In her free time, Brown enjoys reading, watching a good movie and dining at Papaya, One Sunset and other favorite restaurants. She also reads the Bible every day.

Brown moved here with her parents from Harlem when she was 17.

One month later, she started classes at D’Youville College, where she majored in business management, and she decided to stay after graduating.

She worked initially at General Motors and HSBC, where she did budget planning and analytical research, before joining Kensington-Bailey Neighborhood Services.

“She’s very personable. She’s very approachable. She’s very friendly as well. We clicked instantly,” said Camille R. Jackson, employment manager at LP Ciminelli, who cited Brown’s ability to build relationships.

At LP Ciminelli, which Brown joined in 2002, she oversaw public and community relations and job-training efforts on the 10-year, $1 billion program to rehabilitate the Buffalo public schools.

Brown was at Ciminelli when someone recommended her as a potential deputy mayor.

Donna Brown first met Byron Brown about 20 years ago, though they aren’t close friends.

The mayor was impressed with her during the interview process, and she was introduced as deputy mayor Jan. 10.
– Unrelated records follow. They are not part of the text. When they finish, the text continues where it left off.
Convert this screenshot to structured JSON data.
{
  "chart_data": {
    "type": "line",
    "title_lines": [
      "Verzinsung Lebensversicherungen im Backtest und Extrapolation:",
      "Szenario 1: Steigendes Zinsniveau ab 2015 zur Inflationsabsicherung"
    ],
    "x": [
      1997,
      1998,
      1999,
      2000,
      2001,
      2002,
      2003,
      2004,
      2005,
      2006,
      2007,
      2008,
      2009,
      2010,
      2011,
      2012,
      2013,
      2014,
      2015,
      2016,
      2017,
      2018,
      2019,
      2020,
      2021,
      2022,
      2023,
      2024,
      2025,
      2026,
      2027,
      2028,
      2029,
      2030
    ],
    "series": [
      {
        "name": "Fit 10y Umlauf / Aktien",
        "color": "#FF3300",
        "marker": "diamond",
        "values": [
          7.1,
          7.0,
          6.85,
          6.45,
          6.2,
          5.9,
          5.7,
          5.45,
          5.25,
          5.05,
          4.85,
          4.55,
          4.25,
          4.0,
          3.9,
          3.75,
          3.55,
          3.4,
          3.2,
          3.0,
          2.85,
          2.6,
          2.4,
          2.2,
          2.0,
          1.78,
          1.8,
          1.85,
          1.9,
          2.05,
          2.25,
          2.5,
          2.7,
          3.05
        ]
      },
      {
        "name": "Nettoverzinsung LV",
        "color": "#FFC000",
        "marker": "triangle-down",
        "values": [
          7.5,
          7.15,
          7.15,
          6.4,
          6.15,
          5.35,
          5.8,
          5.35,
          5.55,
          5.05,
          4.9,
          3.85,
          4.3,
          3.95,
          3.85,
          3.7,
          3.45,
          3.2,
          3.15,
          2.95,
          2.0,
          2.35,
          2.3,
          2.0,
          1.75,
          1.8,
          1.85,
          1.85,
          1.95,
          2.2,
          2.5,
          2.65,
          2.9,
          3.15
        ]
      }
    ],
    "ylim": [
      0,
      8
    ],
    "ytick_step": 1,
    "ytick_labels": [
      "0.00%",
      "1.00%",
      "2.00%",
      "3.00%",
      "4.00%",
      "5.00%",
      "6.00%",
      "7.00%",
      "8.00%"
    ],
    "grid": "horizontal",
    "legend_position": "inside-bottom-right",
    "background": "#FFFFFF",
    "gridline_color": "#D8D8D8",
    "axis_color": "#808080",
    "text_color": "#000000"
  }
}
“I wanted to move forward with an anti-poverty strategy. I thought with some of [her experience] at LP Ciminelli that she could be the right person to pull that together,” he said.

Crafting an anti-poverty plan is expected to be Brown’s biggest task, a problem highlighted by the U.S. Census Bureau report last summer that showed Buffalo is the second-poorest big city in the nation.

While Donna Brown has only been on the job six weeks, Mayor Brown has been in office for more than two years. Advocates give him mixed reviews for his anti-poverty efforts to date.

“I almost think some of the momentum that we could have had has been lost,” said William T. O’Connell, executive director of the Homeless Alliance of Western New York.

Donna Brown is starting her work by collecting ideas in meetings with a wide range of constituents, including members of nonprofit groups.

She also is examining the best practices in place in other cities that could be replicated here.

But when asked for specifics of her plan, Brown demurred.

“I think I need a little more time for that one. You know, I’m still 30 days in and assessing all of the initiatives that we have already in place,” she said.

Brown, who will earn $85,000, replaces Angela Joyner, a financial administrator for the City of Oakland, Calif., who was appointed deputy mayor following a national search.

Byron Brown brought Joyner to Buffalo to put in place CitiStat, the computerized, data-driven management tool.

But Joyner left in May 2006, citing personal reasons without elaborating, and the job remained vacant until January.

Mayor Brown said Donna Brown’s responsibilities are different because CitiStat is already up and running, so the city doesn’t need a deputy mayor to put it in place.

Peoples, the Assembly member, thinks enough of Brown that she urged her a few years ago to consider running for office.

Brown turned her down. But she didn’t turn down the mayor, and she shares his belief that good things already are happening in the city.

“It’s like this, I often say, this quiet thunder that’s building and this boom that’s coming for our city,” she said.